Um. Ok? This wasn't part of my plan. I was supposed to be going home.

Vaginal check. Dilated to a 1, same as 35 weeks. 

Amniotic swab. Negative. What could this liquid be if not amniotic fluid?

Oh. They never placed a catheter. I had peed all over myself. Just great. Exactly what I want to hear when someone is sitting basically in my vagina. 

Looking back, the most dehumanizing part of this is how they would talk about me like I wasn't there. I'm lying on the bed, still too numb to walk but getting feeling back, and they are talking to each other over me like they're talking about the weather outside. Like I am not even there to hear them. 

At that moment, I knew my baby wasn't acting right on the monitor, I had in fact peed myself instead of my water breaking, and I wasn't in labor. They kept asking each other if they should put a catheter in, if they needed to walk me to the bathroom, if they needed to call the doctor, if they should flip me or sit me up, or or or or. 

Never once did anyone look at me, explain what was going on, and ask if I was okay. Not once. 

It's noon or 12:30, and baby is still having decels and I am now contracting regularly. But no dilation, after another incredibly rough vaginal exam that this time I can feel because I am no longer numb. 

Still no words directly to me. Just at me and around me.

1pm, the doctor comes in. Finally, eye contact. 

"Your baby isn't handling the version well, it's time to do a cesarean. Are you numb still?"

"No."

::turns to nurse and talks to her, never looking at me again::

I'm shaved.

Anaesthesiologist enters the room again, adds more medication to the catheter because they never removed it. 

Notices I'm wearing a shirt.

Chaos ensues.

It was just a T-Shirt, but I have an IV, the epidural, and monitors all over my body. Taking the t-shirt off was a nightmare. And they had to do it quickly because the OR was set up and waiting. 

The nurses ended up lifting and pulling me like I was a rag doll as they got the shirt off around everything, and then put my gown back on as if I had any shred of modesty or respect for myself left. None of that existed anymore, I didn't feel like a human at that point anyway. I was invisible.

The meds aren't working and I can still feel everything. Every couple minutes the doctor uses a pin or something to poke my legs to check if I'm numb. I'm not. Over and over.
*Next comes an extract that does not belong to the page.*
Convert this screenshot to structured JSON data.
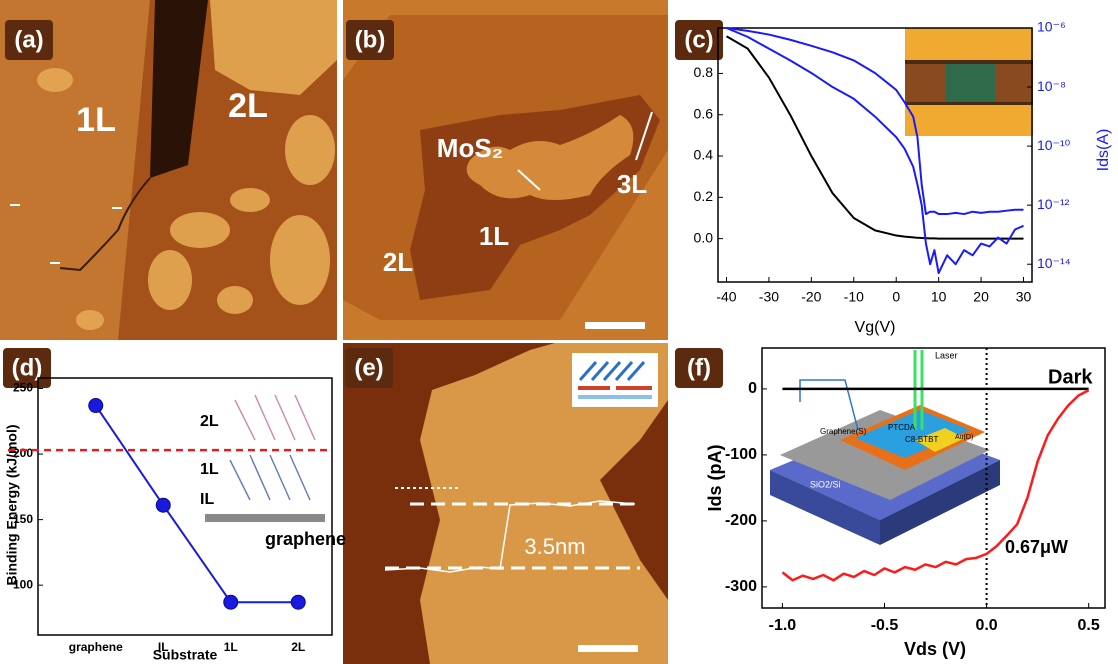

He tells me that the dose he gave me is the same as earlier, but it isn't working. So he gives more. And more. And more. By the time I start to go numb, he tells my husband he's given me three times the normal dose, and he has to monitor me really closely. 

Not to me, my husband. 

Invisible. Still. I'm a body housing a baby that needs to come out. Nothing more.

They wheel me out of the room, Blake enters the OR after they get me set up, no one knows if I'm numb, but they start to cut and the anaesthesiologist says "oh good. She's numb, or else she would not be still right now."

Pulling.
Burning.

Pushing.

Talk about what they're doing after this.

Pulling.

Then the room is silent.

"We have a daughter."

No crying. No sounds.

I watch Blake's face as he watches them take her to the side of the room. 

My arms are going numb from being strapped to my sides.

No sounds.

Finally, two small cries, then silence again.

They ask Blake if he wants to go with them to take the baby to the nursery, she's having a hard time breathing. He goes, and I am knocked out.

I wake in recovery, foggy and unaware. The nurse says I'm doing well, the baby needed extra care, and I go to sleep again.

It's a couple hours later when I wake up in my room, completely alone.